Ha un modello di riferimento?

Israele e Palestina. È da dieci anni che vado là portando i giovani. In Palestina sono andato a vedere un sito archeologico e lì ho incontrato una persona che stava pulendo una stradina. Mi ha guardato e mi ha raccontato la storia del luogo, accompagnandomi a visitarlo senza volere nulla in cambio. Mi sono chiesto come fosse possibile.

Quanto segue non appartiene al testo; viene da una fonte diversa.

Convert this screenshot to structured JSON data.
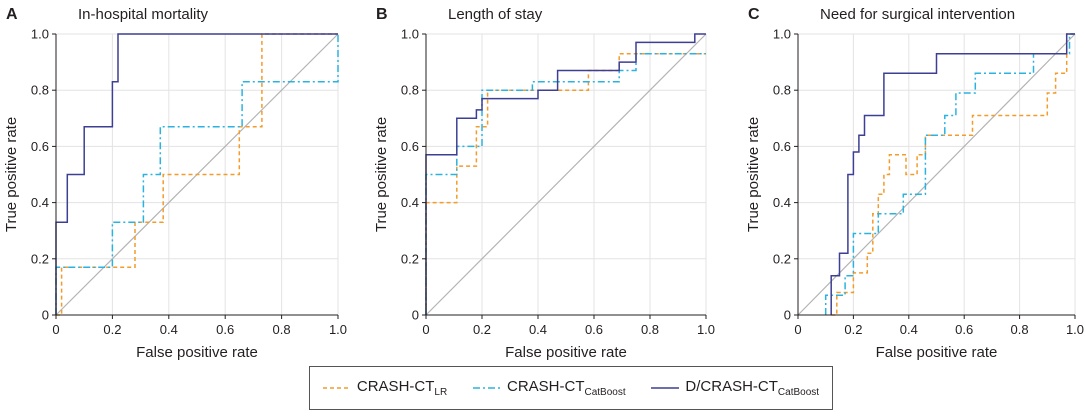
{
  "legend_text": {
    "lr_main": "CRASH-CT",
    "lr_sub": "LR",
    "cb_main": "CRASH-CT",
    "cb_sub": "CatBoost",
    "dcb_main": "D/CRASH-CT",
    "dcb_sub": "CatBoost"
  },
  "colors": {
    "lr": "#f39b2b",
    "cb": "#2bb3e0",
    "dcb": "#3c3f93",
    "diag": "#b3b3b3",
    "grid": "#e3e3e3"
  },
  "chart_data": [
    {
      "type": "line",
      "letter": "A",
      "title": "In-hospital mortality",
      "xlabel": "False positive rate",
      "ylabel": "True positive rate",
      "xlim": [
        0,
        1
      ],
      "ylim": [
        0,
        1
      ],
      "xticks": [
        "0",
        "0.2",
        "0.4",
        "0.6",
        "0.8",
        "1.0"
      ],
      "yticks": [
        "0",
        "0.2",
        "0.4",
        "0.6",
        "0.8",
        "1.0"
      ],
      "series": [
        {
          "name": "CRASH-CT LR",
          "key": "lr",
          "x": [
            0,
            0.02,
            0.02,
            0.28,
            0.28,
            0.38,
            0.38,
            0.65,
            0.65,
            0.73,
            0.73,
            1
          ],
          "y": [
            0,
            0,
            0.17,
            0.17,
            0.33,
            0.33,
            0.5,
            0.5,
            0.67,
            0.67,
            1,
            1
          ]
        },
        {
          "name": "CRASH-CT CatBoost",
          "key": "cb",
          "x": [
            0,
            0,
            0.2,
            0.2,
            0.31,
            0.31,
            0.37,
            0.37,
            0.66,
            0.66,
            1,
            1
          ],
          "y": [
            0,
            0.17,
            0.17,
            0.33,
            0.33,
            0.5,
            0.5,
            0.67,
            0.67,
            0.83,
            0.83,
            1
          ]
        },
        {
          "name": "D/CRASH-CT CatBoost",
          "key": "dcb",
          "x": [
            0,
            0,
            0.04,
            0.04,
            0.1,
            0.1,
            0.2,
            0.2,
            0.22,
            0.22,
            1
          ],
          "y": [
            0,
            0.33,
            0.33,
            0.5,
            0.5,
            0.67,
            0.67,
            0.83,
            0.83,
            1,
            1
          ]
        }
      ]
    },
    {
      "type": "line",
      "letter": "B",
      "title": "Length of stay",
      "xlabel": "False positive rate",
      "ylabel": "True positive rate",
      "xlim": [
        0,
        1
      ],
      "ylim": [
        0,
        1
      ],
      "xticks": [
        "0",
        "0.2",
        "0.4",
        "0.6",
        "0.8",
        "1.0"
      ],
      "yticks": [
        "0",
        "0.2",
        "0.4",
        "0.6",
        "0.8",
        "1.0"
      ],
      "series": [
        {
          "name": "CRASH-CT LR",
          "key": "lr",
          "x": [
            0,
            0,
            0.11,
            0.11,
            0.18,
            0.18,
            0.22,
            0.22,
            0.58,
            0.58,
            0.69,
            0.69,
            1
          ],
          "y": [
            0,
            0.4,
            0.4,
            0.53,
            0.53,
            0.67,
            0.67,
            0.8,
            0.8,
            0.87,
            0.87,
            0.93,
            0.93
          ]
        },
        {
          "name": "CRASH-CT CatBoost",
          "key": "cb",
          "x": [
            0,
            0,
            0.11,
            0.11,
            0.2,
            0.2,
            0.38,
            0.38,
            0.69,
            0.69,
            0.75,
            0.75,
            1
          ],
          "y": [
            0,
            0.5,
            0.5,
            0.6,
            0.6,
            0.8,
            0.8,
            0.83,
            0.83,
            0.87,
            0.87,
            0.93,
            0.93
          ]
        },
        {
          "name": "D/CRASH-CT CatBoost",
          "key": "dcb",
          "x": [
            0,
            0,
            0.11,
            0.11,
            0.18,
            0.18,
            0.2,
            0.2,
            0.4,
            0.4,
            0.47,
            0.47,
            0.69,
            0.69,
            0.75,
            0.75,
            0.96,
            0.96,
            1
          ],
          "y": [
            0,
            0.57,
            0.57,
            0.7,
            0.7,
            0.73,
            0.73,
            0.77,
            0.77,
            0.8,
            0.8,
            0.87,
            0.87,
            0.9,
            0.9,
            0.97,
            0.97,
            1,
            1
          ]
        }
      ]
    },
    {
      "type": "line",
      "letter": "C",
      "title": "Need for surgical intervention",
      "xlabel": "False positive rate",
      "ylabel": "True positive rate",
      "xlim": [
        0,
        1
      ],
      "ylim": [
        0,
        1
      ],
      "xticks": [
        "0",
        "0.2",
        "0.4",
        "0.6",
        "0.8",
        "1.0"
      ],
      "yticks": [
        "0",
        "0.2",
        "0.4",
        "0.6",
        "0.8",
        "1.0"
      ],
      "series": [
        {
          "name": "CRASH-CT LR",
          "key": "lr",
          "x": [
            0.12,
            0.14,
            0.14,
            0.2,
            0.2,
            0.25,
            0.25,
            0.27,
            0.27,
            0.29,
            0.29,
            0.31,
            0.31,
            0.33,
            0.33,
            0.35,
            0.35,
            0.39,
            0.39,
            0.43,
            0.43,
            0.46,
            0.46,
            0.51,
            0.51,
            0.63,
            0.63,
            0.9,
            0.9,
            0.93,
            0.93,
            0.97,
            0.97,
            1
          ],
          "y": [
            0,
            0,
            0.08,
            0.08,
            0.15,
            0.15,
            0.22,
            0.22,
            0.36,
            0.36,
            0.43,
            0.43,
            0.5,
            0.5,
            0.57,
            0.57,
            0.57,
            0.57,
            0.5,
            0.5,
            0.57,
            0.57,
            0.64,
            0.64,
            0.64,
            0.64,
            0.71,
            0.71,
            0.79,
            0.79,
            0.86,
            0.86,
            1,
            1
          ]
        },
        {
          "name": "CRASH-CT CatBoost",
          "key": "cb",
          "x": [
            0.1,
            0.1,
            0.17,
            0.17,
            0.2,
            0.2,
            0.29,
            0.29,
            0.32,
            0.32,
            0.38,
            0.38,
            0.43,
            0.43,
            0.46,
            0.46,
            0.53,
            0.53,
            0.57,
            0.57,
            0.61,
            0.61,
            0.64,
            0.64,
            0.85,
            0.85,
            0.98,
            0.98,
            1
          ],
          "y": [
            0,
            0.07,
            0.07,
            0.14,
            0.14,
            0.29,
            0.29,
            0.36,
            0.36,
            0.36,
            0.36,
            0.43,
            0.43,
            0.43,
            0.43,
            0.64,
            0.64,
            0.71,
            0.71,
            0.79,
            0.79,
            0.79,
            0.79,
            0.86,
            0.86,
            0.93,
            0.93,
            1,
            1
          ]
        },
        {
          "name": "D/CRASH-CT CatBoost",
          "key": "dcb",
          "x": [
            0.12,
            0.12,
            0.15,
            0.15,
            0.18,
            0.18,
            0.2,
            0.2,
            0.22,
            0.22,
            0.24,
            0.24,
            0.27,
            0.27,
            0.31,
            0.31,
            0.37,
            0.37,
            0.5,
            0.5,
            0.97,
            0.97,
            1
          ],
          "y": [
            0,
            0.14,
            0.14,
            0.22,
            0.22,
            0.5,
            0.5,
            0.58,
            0.58,
            0.64,
            0.64,
            0.71,
            0.71,
            0.71,
            0.71,
            0.86,
            0.86,
            0.86,
            0.86,
            0.93,
            0.93,
            1,
            1
          ]
        }
      ]
    }
  ]
}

Lui faceva parte di un progetto in cui era coinvolta tutta la cittadinanza tramite varie attività che hanno l’obiettivo di alimentare e custodire la risorsa culturale. Da lì  mi è venuta l’idea di fare lo stesso con la chiesa di San Siro, mentre in Israele conosco un’associazione che gestisce più di sessanta siti collegati tra di loro. Il progetto su Verona prevede che le chiese siano collegate con il sistema delle credenziali (un timbro), mentre il Q-code permetterà all’utente di poter vedere da casa il video con il santo interpretato da un attore. Non ci sarà più l’aspetto didascalico ma evocativo.